I found the ease of being me

 

This starts with with a variation on the internet meme – if you don’t ask the answer is always no – an exhortation to less fearful in making our hopes clearer. What troubles me about this is that it is too easy to ask for what we think our culture wants us to ask for – things that supposedly make it comfortable for everyone – or at least more comfortable for the majority.

 

I grew up with the cultural narrative of what boys are & what they want to be is men – not ‘want,’ because ‘want’ has a sense of freedom of choice. The dominating narrative is too narrow to allow for choice. Even as laws changes, morals change, the majority is so uncomfortable with changes they feel attacked not enlightened.

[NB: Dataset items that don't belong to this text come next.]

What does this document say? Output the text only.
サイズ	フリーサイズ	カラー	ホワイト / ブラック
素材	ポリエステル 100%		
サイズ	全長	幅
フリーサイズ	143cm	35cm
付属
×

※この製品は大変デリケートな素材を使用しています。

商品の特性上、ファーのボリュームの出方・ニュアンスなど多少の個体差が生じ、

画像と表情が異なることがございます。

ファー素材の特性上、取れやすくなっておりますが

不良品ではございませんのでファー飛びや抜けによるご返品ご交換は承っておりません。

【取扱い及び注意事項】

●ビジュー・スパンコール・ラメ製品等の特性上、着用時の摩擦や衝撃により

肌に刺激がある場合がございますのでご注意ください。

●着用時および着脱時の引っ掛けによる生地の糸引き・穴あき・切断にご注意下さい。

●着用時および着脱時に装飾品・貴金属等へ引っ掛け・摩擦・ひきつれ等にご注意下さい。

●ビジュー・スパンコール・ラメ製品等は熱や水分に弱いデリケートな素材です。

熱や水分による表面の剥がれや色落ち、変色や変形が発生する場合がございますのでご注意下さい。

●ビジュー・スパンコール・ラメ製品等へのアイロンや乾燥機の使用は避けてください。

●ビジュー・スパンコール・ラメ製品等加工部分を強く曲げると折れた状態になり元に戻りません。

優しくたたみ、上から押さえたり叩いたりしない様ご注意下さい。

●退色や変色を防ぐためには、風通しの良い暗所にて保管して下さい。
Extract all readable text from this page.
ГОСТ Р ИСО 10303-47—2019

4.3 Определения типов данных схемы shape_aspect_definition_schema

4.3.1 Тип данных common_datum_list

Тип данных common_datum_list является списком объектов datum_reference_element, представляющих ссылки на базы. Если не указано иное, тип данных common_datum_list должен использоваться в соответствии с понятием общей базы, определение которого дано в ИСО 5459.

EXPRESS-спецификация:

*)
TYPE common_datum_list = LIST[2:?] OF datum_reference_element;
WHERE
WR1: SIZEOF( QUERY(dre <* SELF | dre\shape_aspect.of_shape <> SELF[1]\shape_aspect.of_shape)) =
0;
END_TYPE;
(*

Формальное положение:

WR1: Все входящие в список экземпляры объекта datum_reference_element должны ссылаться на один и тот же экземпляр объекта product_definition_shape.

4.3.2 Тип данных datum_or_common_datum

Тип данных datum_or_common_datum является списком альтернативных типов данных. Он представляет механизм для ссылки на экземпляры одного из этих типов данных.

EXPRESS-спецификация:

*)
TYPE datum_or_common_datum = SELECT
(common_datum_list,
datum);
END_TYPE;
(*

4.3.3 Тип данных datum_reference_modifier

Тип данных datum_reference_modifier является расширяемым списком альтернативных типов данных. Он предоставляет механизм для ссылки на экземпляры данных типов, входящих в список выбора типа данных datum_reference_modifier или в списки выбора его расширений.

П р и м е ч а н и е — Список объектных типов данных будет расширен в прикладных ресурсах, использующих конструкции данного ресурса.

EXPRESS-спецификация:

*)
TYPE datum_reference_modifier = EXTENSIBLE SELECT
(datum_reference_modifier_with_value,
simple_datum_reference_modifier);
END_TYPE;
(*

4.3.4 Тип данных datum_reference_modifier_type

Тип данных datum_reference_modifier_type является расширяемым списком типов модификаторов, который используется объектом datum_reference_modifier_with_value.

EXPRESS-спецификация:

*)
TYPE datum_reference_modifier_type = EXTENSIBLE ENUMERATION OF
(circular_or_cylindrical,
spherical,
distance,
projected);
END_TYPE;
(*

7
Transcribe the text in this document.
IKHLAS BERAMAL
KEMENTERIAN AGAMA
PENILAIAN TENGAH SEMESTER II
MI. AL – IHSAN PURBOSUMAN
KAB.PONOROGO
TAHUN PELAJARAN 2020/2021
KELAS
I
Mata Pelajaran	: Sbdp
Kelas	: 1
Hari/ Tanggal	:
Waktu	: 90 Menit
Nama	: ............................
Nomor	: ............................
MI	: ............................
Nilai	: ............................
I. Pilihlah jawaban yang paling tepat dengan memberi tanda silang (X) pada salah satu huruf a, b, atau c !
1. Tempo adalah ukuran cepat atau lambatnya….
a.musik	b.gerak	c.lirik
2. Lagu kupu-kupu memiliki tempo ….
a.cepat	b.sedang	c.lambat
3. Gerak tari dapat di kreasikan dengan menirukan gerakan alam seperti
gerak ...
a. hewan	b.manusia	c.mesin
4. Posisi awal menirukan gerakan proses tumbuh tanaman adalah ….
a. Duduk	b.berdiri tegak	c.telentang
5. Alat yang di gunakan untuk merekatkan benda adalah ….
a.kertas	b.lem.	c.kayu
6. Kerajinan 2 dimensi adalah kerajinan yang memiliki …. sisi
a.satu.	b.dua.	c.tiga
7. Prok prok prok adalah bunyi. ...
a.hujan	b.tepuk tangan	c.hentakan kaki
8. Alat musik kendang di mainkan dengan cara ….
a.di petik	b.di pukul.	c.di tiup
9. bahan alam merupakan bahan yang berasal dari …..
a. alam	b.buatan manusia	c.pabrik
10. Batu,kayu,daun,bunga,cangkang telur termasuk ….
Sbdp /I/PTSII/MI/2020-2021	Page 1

The man my father expected me to be was not his fault – he fought a war that defined his masculinity in a culture that equated masculinity with physical prowess. You faced violence with violence – bullies were bested & defeated. As a kid I never questioned that equation but never could face violence with violence, hence I would never be a real man. I probably hated myself more for being a ‘coward’ than for any other reason.

So growing up has been a process of recognizing, questioning and putting those heteronormative notions of masculinity in perspective – the constant adjusting of shoulders. Not something I asked for but something I couldn’t refuse to deal with either. Today I have the ease of being me, most of the time. But I know enough ‘real’ men to know even they don’t have as much ease as I do.